Après un long moment, leurs lèvres se séparèrent.
Ying'er recula d’un demi-pouce, haletant fortement, son visage rosí comme une cerise mûre giclant de jus. Mais ses yeux – voilés et baignés de larmes – portaient une résolution inédite et farouche.
Elle enserra les joues de Ye Xuan de ses deux mains, appuyant opiniâtrement son front contre le sien, et entre leurs respirations chaudes et entremêlées, elle articula chaque mot :
« Je ne le permettrai pas ! »
« Je ne tolérerai plus jamais que tu dises ça ! »
« Ye Wushuang est mort ! Tu es Ye Xuan maintenant – le mari d’Ying'er ! »
Sa voix était teintée d’un sanglot distinct, mais aussi d’une tyrannie impitoyable et déraisonnable :
« Peu importe ta force passée, à quoi bon ? Tu étais seul, pas même quelqu’un pour réchauffer tes repas, rapiécer tes vêtements ou partager ton lit en hiver ! Quel intérêt y avait-il à être cet immortel froid et indifférent ? »
« Dans cette vie, je ne te laisserai pas devenir un Dieu de l’Épée sans cœur et coupe-liens ! »
« Je serai ta faiblesse ! Je serai ton fardeau ! Tu ne me secoueras jamais de ta vie ! »
En fixant cette petite femme habituellement douce comme un chat, mais qui découvrait maintenant ses griffes et ses dents pour le garder près d’elle, l’étincelle de moquerie dans le cœur de Ye Xuan fondit instantanément en une mare de tendresse.

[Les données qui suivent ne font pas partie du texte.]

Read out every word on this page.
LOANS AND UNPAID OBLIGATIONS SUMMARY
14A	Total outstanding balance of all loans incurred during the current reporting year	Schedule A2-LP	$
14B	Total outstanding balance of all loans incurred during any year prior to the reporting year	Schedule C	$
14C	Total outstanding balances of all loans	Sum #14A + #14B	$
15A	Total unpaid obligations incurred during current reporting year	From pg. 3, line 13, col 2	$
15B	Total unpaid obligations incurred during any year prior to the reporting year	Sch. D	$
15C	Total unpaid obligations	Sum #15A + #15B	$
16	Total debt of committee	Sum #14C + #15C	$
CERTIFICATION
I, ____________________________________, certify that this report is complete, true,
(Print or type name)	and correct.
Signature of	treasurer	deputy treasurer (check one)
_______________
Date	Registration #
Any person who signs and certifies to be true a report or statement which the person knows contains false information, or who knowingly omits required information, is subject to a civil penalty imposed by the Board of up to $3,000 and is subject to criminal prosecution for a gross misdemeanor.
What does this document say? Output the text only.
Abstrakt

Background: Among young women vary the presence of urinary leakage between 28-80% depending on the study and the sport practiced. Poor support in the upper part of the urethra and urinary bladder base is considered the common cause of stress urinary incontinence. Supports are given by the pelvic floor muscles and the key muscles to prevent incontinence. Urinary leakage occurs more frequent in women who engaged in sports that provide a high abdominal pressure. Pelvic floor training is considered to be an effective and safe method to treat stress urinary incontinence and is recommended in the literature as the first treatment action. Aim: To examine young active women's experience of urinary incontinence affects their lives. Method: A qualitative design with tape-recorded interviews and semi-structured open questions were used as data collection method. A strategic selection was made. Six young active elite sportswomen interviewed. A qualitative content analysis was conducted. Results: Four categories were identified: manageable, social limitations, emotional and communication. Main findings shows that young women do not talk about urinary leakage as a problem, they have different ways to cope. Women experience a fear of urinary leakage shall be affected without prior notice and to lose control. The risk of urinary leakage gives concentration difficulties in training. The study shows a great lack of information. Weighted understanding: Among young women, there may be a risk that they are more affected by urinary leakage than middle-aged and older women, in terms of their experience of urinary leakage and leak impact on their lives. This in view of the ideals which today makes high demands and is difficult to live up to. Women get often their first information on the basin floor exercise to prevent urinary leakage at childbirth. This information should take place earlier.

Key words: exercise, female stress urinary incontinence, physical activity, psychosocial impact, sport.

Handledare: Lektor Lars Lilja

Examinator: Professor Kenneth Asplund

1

Il tendit lentement les bras, inversa le mouvement et attire Ying'er dans une étreinte serrée, l’enfonçant contre ses propres os. Son menton se posa sur le sommet de sa tête, inspirant la faible senteur qui capturait son âme, et il poussa un long soupir silencieux.
Il comprenait mieux que quiconque, après tout.
Ye Wushuang était sans égal en puissance, mais c’était une épée solitaire sans fourreau. Trop affûtée à la lame, et inévitablement, elle cassait.
Mais dans cette vie, grâce à l’Ying'enlacé dans ses bras, son épée avait contenu son intention meurtrière – et avait enfin trouvé un foyer, la chaleur qui appartient à un humain.
« D’accord. »
Ye Xuan murmura près de son oreille, sa voix basse, rauque, et aussi douce qu’on aurait dit qu’elle se dissoudrait dans l’eau :
« Je ne serai plus Ye Wushuang. »
« Dans cette vie, je ne serai que le Ye Xuan d’Ying'er. »
« Tant que tu seras là, je ne cultiverai pas ce Dao maudit sans amour. Je cultiverai… simplement… un désir éternel. »
Dehors, par-delà la fenêtre, la lumière argentée de la lune s’écoulait, baignant les silhouettes enlacées des deux amants d’un halo doux.
Le couteau à graver que Ye Xuan avait posé négligemment sur la table brillait froid et dur sous la lueur lunaire – et pourtant, il dégageait une beauté sereine, comme si le temps lui-même s’était figé.